Romano et al. have provided promising data supporting the utility of OEA as a novel therapeutic for BED. However, important questions remain. Although the authors have unveiled a wide array of potential therapeutic mechanisms, a precise mechanism of action was not demonstrated. Future studies, using genetic, pharmacological, chemogenetic, and optogenetic tools, will likely be required to establish causal links between OEA behavioral actions and the reported neurobiological changes. Moreover, given that OEA’s role as a brain–gut signaling mechanism was discovered partially due to its effect of suppressing homeostatic feeding in rodents [3] it will be crucial to comprehensively profile the effects of OEA on feeding and reward processes generally to confirm that the apparently beneficial effects of OEA are not secondary to a suppressive action on brain reward function.

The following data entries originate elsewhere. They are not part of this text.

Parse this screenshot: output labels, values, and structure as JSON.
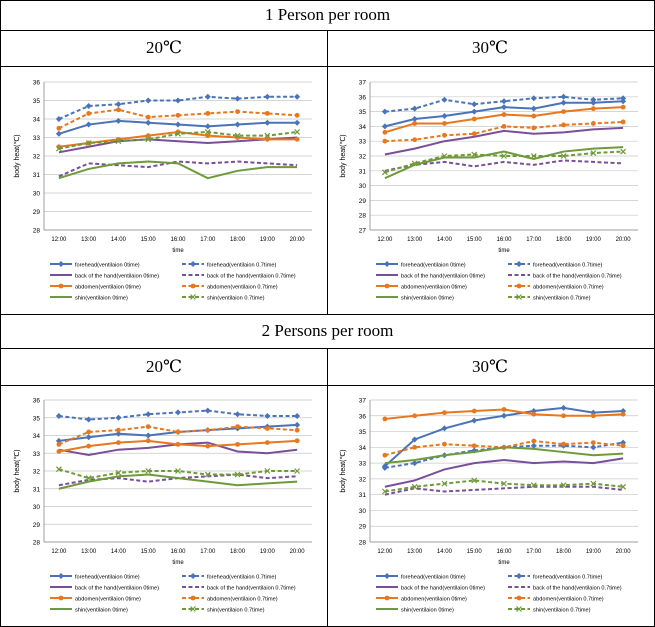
{
  "sections": [
    {
      "title": "1 Person per room",
      "left_title": "20℃",
      "right_title": "30℃"
    },
    {
      "title": "2 Persons per room",
      "left_title": "20℃",
      "right_title": "30℃"
    }
  ],
  "colors": {
    "forehead": "#4a73b8",
    "back_of_hand": "#7a4f9a",
    "abdomen": "#e8771e",
    "shin": "#6f9a3a",
    "grid": "#c8c8c8"
  },
  "chart_data": [
    {
      "type": "line",
      "panel": "1 Person per room / 20℃",
      "categories": [
        "12:00",
        "13:00",
        "14:00",
        "15:00",
        "16:00",
        "17:00",
        "18:00",
        "19:00",
        "20:00"
      ],
      "xlabel": "time",
      "ylabel": "body heat(℃)",
      "ylim": [
        28,
        36
      ],
      "yticks": [
        28,
        29,
        30,
        31,
        32,
        33,
        34,
        35,
        36
      ],
      "legend_position": "bottom",
      "series": [
        {
          "name": "forehead(ventilaion 0time)",
          "values": [
            33.2,
            33.7,
            33.9,
            33.8,
            33.7,
            33.6,
            33.7,
            33.8,
            33.8
          ]
        },
        {
          "name": "forehead(ventilaion 0.7time)",
          "values": [
            34.0,
            34.7,
            34.8,
            35.0,
            35.0,
            35.2,
            35.1,
            35.2,
            35.2
          ]
        },
        {
          "name": "back of the hand(ventilaion 0time)",
          "values": [
            32.2,
            32.5,
            32.8,
            32.9,
            32.8,
            32.7,
            32.8,
            32.9,
            33.0
          ]
        },
        {
          "name": "back of the hand(ventilaion 0.7time)",
          "values": [
            30.9,
            31.6,
            31.5,
            31.4,
            31.7,
            31.6,
            31.7,
            31.6,
            31.5
          ]
        },
        {
          "name": "abdomen(ventilaion 0time)",
          "values": [
            32.5,
            32.7,
            32.9,
            33.1,
            33.3,
            33.1,
            33.0,
            32.9,
            32.9
          ]
        },
        {
          "name": "abdomen(ventilaion 0.7time)",
          "values": [
            33.5,
            34.3,
            34.5,
            34.1,
            34.2,
            34.3,
            34.4,
            34.3,
            34.2
          ]
        },
        {
          "name": "shin(ventilaion 0time)",
          "values": [
            30.8,
            31.3,
            31.6,
            31.7,
            31.6,
            30.8,
            31.2,
            31.4,
            31.4
          ]
        },
        {
          "name": "shin(ventilaion 0.7time)",
          "values": [
            32.4,
            32.7,
            32.8,
            32.9,
            33.2,
            33.3,
            33.1,
            33.1,
            33.3
          ]
        }
      ]
    },
    {
      "type": "line",
      "panel": "1 Person per room / 30℃",
      "categories": [
        "12:00",
        "13:00",
        "14:00",
        "15:00",
        "16:00",
        "17:00",
        "18:00",
        "19:00",
        "20:00"
      ],
      "xlabel": "time",
      "ylabel": "body heat(℃)",
      "ylim": [
        27,
        37
      ],
      "yticks": [
        27,
        28,
        29,
        30,
        31,
        32,
        33,
        34,
        35,
        36,
        37
      ],
      "legend_position": "bottom",
      "series": [
        {
          "name": "forehead(ventilaion 0time)",
          "values": [
            34.0,
            34.5,
            34.7,
            35.0,
            35.3,
            35.2,
            35.6,
            35.6,
            35.7
          ]
        },
        {
          "name": "forehead(ventilaion 0.7time)",
          "values": [
            35.0,
            35.2,
            35.8,
            35.5,
            35.7,
            35.9,
            36.0,
            35.8,
            35.9
          ]
        },
        {
          "name": "back of the hand(ventilaion 0time)",
          "values": [
            32.1,
            32.5,
            33.0,
            33.3,
            33.7,
            33.5,
            33.6,
            33.8,
            33.9
          ]
        },
        {
          "name": "back of the hand(ventilaion 0.7time)",
          "values": [
            31.0,
            31.4,
            31.6,
            31.3,
            31.6,
            31.4,
            31.7,
            31.6,
            31.5
          ]
        },
        {
          "name": "abdomen(ventilaion 0time)",
          "values": [
            33.6,
            34.2,
            34.2,
            34.5,
            34.8,
            34.7,
            35.0,
            35.2,
            35.3
          ]
        },
        {
          "name": "abdomen(ventilaion 0.7time)",
          "values": [
            33.0,
            33.1,
            33.4,
            33.5,
            34.0,
            33.9,
            34.1,
            34.2,
            34.3
          ]
        },
        {
          "name": "shin(ventilaion 0time)",
          "values": [
            30.5,
            31.4,
            31.9,
            31.9,
            32.3,
            31.8,
            32.3,
            32.5,
            32.6
          ]
        },
        {
          "name": "shin(ventilaion 0.7time)",
          "values": [
            30.9,
            31.5,
            32.0,
            32.1,
            32.0,
            32.0,
            32.0,
            32.2,
            32.3
          ]
        }
      ]
    },
    {
      "type": "line",
      "panel": "2 Persons per room / 20℃",
      "categories": [
        "12:00",
        "13:00",
        "14:00",
        "15:00",
        "16:00",
        "17:00",
        "18:00",
        "19:00",
        "20:00"
      ],
      "xlabel": "time",
      "ylabel": "body heat(℃)",
      "ylim": [
        28,
        36
      ],
      "yticks": [
        28,
        29,
        30,
        31,
        32,
        33,
        34,
        35,
        36
      ],
      "legend_position": "bottom",
      "series": [
        {
          "name": "forehead(ventilaion 0time)",
          "values": [
            33.7,
            33.9,
            34.1,
            34.0,
            34.2,
            34.3,
            34.4,
            34.5,
            34.6
          ]
        },
        {
          "name": "forehead(ventilaion 0.7time)",
          "values": [
            35.1,
            34.9,
            35.0,
            35.2,
            35.3,
            35.4,
            35.2,
            35.1,
            35.1
          ]
        },
        {
          "name": "back of the hand(ventilaion 0time)",
          "values": [
            33.2,
            32.9,
            33.2,
            33.3,
            33.5,
            33.6,
            33.1,
            33.0,
            33.2
          ]
        },
        {
          "name": "back of the hand(ventilaion 0.7time)",
          "values": [
            31.2,
            31.5,
            31.6,
            31.4,
            31.6,
            31.7,
            31.8,
            31.6,
            31.7
          ]
        },
        {
          "name": "abdomen(ventilaion 0time)",
          "values": [
            33.1,
            33.4,
            33.6,
            33.7,
            33.5,
            33.4,
            33.5,
            33.6,
            33.7
          ]
        },
        {
          "name": "abdomen(ventilaion 0.7time)",
          "values": [
            33.5,
            34.2,
            34.3,
            34.5,
            34.2,
            34.3,
            34.5,
            34.4,
            34.3
          ]
        },
        {
          "name": "shin(ventilaion 0time)",
          "values": [
            31.0,
            31.4,
            31.7,
            31.8,
            31.6,
            31.4,
            31.2,
            31.3,
            31.4
          ]
        },
        {
          "name": "shin(ventilaion 0.7time)",
          "values": [
            32.1,
            31.6,
            31.9,
            32.0,
            32.0,
            31.8,
            31.8,
            32.0,
            32.0
          ]
        }
      ]
    },
    {
      "type": "line",
      "panel": "2 Persons per room / 30℃",
      "categories": [
        "12:00",
        "13:00",
        "14:00",
        "15:00",
        "16:00",
        "17:00",
        "18:00",
        "19:00",
        "20:00"
      ],
      "xlabel": "time",
      "ylabel": "body heat(℃)",
      "ylim": [
        28,
        37
      ],
      "yticks": [
        28,
        29,
        30,
        31,
        32,
        33,
        34,
        35,
        36,
        37
      ],
      "legend_position": "bottom",
      "series": [
        {
          "name": "forehead(ventilaion 0time)",
          "values": [
            32.8,
            34.5,
            35.2,
            35.7,
            36.0,
            36.3,
            36.5,
            36.2,
            36.3
          ]
        },
        {
          "name": "forehead(ventilaion 0.7time)",
          "values": [
            32.7,
            33.0,
            33.5,
            33.8,
            34.0,
            34.1,
            34.1,
            34.0,
            34.3
          ]
        },
        {
          "name": "back of the hand(ventilaion 0time)",
          "values": [
            31.5,
            31.9,
            32.6,
            33.0,
            33.2,
            33.0,
            33.1,
            33.0,
            33.3
          ]
        },
        {
          "name": "back of the hand(ventilaion 0.7time)",
          "values": [
            31.0,
            31.4,
            31.2,
            31.3,
            31.4,
            31.5,
            31.5,
            31.5,
            31.3
          ]
        },
        {
          "name": "abdomen(ventilaion 0time)",
          "values": [
            35.8,
            36.0,
            36.2,
            36.3,
            36.4,
            36.1,
            36.0,
            36.0,
            36.1
          ]
        },
        {
          "name": "abdomen(ventilaion 0.7time)",
          "values": [
            33.5,
            34.0,
            34.2,
            34.1,
            34.0,
            34.4,
            34.2,
            34.3,
            34.1
          ]
        },
        {
          "name": "shin(ventilaion 0time)",
          "values": [
            33.0,
            33.2,
            33.5,
            33.7,
            34.0,
            33.9,
            33.7,
            33.5,
            33.6
          ]
        },
        {
          "name": "shin(ventilaion 0.7time)",
          "values": [
            31.2,
            31.5,
            31.7,
            31.9,
            31.7,
            31.6,
            31.6,
            31.7,
            31.5
          ]
        }
      ]
    }
  ]
}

Finally, how effective would OEA be in treating BED in a clinical setting? Crucial to OEA’s previously established therapeutic effects is its capacity to modulate brain dopamine dynamics [9] and the current paper indicates as much for BED. It will be critical to establish how effective OEA treatment will be for individuals with underlying disruptions to striatal dopamine signaling such as those who carry the TaqIa A1 polymorphism and individuals who are obese [10].

To sum, Romano et al. provide evidence suggesting that OEA should be prioritized a promising candidate for the treatment of BED. Its circuitous route to the brain via vagal afferents holds promise that OEA’s therapeutic reach will not be restricted by the side effects of currently available therapeutics.